Immediately at the end of fluid administration, the fresh whole blood group had the highest venous-arterial difference in carbon dioxide partial pressure and the lowest diuretic effect. The crystalloid group showed greater hemodilution and exhibited the greatest diuresis. The biomarker urine neutrophil gelatinase-associated lipocalin concentration (uNGAL), was significantly increased in the 4% succinylated gelatin group compared to all other groups, indicating renal tubular damage. Confirmation of marked proximal tubular damage in the 4% succinylated gelatin group as compared to all other groups was made on review of renal histopathology. All colloid groups showed variable increases in indicators of renal inflammation compared to the crystalloid group, but only the 4% succinylated gelatin group showed clinically significant changes in the kidneys.
This study demonstrated significant increases in renal tubular injury biomarkers following 4% succinylated gelatin administration in a shock model as compared to hydroxyethyl starch, fresh whole blood, and crystalloids. Most notable were increase in uNGAL, urine clusterin concentration (uCLUST), urine cystatin c (uCYSC), and urine kidney injury molecule-1 concentration (uKIM). These biomarkers indicate the development of AKI despite the fact that other indicators of AKI such as glomerular filtration rate and creatinine clearance were normal in the 4% succinylated gelatin group. Interestingly, the hydroxyethyl starch group showed only mild increases in some of the AKI biomarkers, and the incidence of microvesiculation in the renal tubular cells was the same in the HES group as compared to the fresh whole blood and crystalloid groups. These findings would suggest that use of hydroxyethyl starch in hemorrhagic shock is not likely to cause AKI (or at least not more likely than fresh whole blood or crystalloid administration).

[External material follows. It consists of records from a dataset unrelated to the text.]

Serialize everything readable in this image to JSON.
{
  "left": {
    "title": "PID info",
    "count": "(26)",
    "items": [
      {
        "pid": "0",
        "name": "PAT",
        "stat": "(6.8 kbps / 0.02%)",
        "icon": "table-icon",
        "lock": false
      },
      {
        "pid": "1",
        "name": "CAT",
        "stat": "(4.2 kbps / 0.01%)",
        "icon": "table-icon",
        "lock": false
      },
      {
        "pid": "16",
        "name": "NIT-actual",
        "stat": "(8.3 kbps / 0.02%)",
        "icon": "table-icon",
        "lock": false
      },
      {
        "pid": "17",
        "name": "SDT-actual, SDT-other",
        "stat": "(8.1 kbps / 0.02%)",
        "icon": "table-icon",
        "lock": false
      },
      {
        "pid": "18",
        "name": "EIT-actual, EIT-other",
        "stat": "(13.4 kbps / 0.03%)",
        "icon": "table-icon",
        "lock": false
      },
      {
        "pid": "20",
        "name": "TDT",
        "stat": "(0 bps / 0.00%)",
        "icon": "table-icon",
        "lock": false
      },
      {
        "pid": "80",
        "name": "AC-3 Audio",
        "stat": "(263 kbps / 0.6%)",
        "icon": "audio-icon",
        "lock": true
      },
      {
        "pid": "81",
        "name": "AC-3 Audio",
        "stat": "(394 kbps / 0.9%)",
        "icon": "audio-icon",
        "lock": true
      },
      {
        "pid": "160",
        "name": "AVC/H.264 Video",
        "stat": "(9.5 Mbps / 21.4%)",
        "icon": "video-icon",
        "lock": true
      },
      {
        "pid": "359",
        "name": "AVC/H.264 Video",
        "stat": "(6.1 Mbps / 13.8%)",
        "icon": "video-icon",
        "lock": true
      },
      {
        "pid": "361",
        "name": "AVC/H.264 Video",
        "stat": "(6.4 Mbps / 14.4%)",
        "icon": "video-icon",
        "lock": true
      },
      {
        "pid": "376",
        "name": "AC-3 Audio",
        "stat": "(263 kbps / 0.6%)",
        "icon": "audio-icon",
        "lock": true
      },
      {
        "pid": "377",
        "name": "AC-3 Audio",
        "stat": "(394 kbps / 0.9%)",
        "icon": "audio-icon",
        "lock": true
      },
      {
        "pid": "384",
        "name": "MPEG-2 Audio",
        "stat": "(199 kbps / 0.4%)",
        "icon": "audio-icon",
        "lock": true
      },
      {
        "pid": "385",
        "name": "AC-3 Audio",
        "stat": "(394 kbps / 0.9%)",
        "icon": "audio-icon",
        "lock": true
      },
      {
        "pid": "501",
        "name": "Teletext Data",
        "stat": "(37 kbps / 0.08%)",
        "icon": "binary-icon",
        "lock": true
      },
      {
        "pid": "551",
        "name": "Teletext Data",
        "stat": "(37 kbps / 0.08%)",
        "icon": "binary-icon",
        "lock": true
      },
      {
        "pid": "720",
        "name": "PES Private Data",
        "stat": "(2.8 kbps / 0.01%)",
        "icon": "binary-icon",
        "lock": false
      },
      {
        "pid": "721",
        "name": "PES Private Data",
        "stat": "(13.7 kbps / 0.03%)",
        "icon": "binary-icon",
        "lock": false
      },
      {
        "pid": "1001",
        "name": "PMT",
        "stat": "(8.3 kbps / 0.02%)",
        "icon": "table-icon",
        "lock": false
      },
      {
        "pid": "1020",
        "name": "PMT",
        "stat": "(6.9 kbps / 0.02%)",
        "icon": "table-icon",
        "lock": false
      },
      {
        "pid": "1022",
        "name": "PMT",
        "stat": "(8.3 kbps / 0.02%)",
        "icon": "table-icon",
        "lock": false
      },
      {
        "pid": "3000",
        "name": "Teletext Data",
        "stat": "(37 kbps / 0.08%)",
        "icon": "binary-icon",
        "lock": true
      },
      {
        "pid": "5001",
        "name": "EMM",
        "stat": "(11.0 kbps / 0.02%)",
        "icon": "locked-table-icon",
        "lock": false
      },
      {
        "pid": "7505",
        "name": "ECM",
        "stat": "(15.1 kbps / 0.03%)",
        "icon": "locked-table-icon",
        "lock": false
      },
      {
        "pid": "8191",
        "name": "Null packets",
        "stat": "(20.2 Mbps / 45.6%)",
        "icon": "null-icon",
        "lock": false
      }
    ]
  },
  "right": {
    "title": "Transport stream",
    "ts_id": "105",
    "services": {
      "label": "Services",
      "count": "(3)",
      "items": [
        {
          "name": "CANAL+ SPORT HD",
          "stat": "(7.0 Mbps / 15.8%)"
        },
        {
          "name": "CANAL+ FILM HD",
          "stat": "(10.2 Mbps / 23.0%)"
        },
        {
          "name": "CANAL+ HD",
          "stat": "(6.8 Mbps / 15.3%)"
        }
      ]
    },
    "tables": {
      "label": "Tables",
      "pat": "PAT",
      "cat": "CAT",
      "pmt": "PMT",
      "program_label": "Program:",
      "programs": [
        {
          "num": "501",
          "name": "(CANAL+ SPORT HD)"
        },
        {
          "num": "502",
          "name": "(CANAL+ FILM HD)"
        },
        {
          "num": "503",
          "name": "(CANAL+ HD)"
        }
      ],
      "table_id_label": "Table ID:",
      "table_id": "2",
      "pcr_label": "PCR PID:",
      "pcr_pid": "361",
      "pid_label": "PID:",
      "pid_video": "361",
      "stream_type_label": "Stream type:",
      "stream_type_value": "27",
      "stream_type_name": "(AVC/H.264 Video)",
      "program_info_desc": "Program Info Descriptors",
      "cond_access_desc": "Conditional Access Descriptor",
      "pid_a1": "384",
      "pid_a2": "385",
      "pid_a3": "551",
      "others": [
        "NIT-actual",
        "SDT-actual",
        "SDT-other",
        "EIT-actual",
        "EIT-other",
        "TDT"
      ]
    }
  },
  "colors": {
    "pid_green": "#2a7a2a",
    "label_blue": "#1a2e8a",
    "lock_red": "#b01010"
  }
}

So, what can we take away from this VETgirl podcast? We can take from this study that gelatin colloids can cause renal tubular injury and should not be used to treat hemorrhagic shock. We can also take from this study that using hydroxyethyl starch in the hemorrhagic shock model is not likely to cause AKI, so hydroxyethyl starch can be used to help maintain blood pressure until blood replacement with canine donor or autologous blood can be accomplished. I know further research is being done on this important area, so in the meantime, VETgirl will continue to use hydroxyethyl starch only as needed!
AKI – Acute kidney injury
HES – hydroxyethyl starch
GELO – 4% succinylated gelatin
FWB – fresh whole blood
uNGAL – urine neutrophil gelatinase-associated lipocalin concentration
uCLUST – urine clusterin concentration
uCYSC – urine cystatin c
uKIM – urine kidney injury molecule-1 concentration
1. Boyd CJ, Claus MA, Raisis AL, et al. Evaluation of biomarkers of kidney injury following 4% succinylated gelatin and 6% hydroxyethyl starch 130/0.4 administration in a canine hemorrhagic shock model. J Vet Emerg Crit Care 2019;1–11.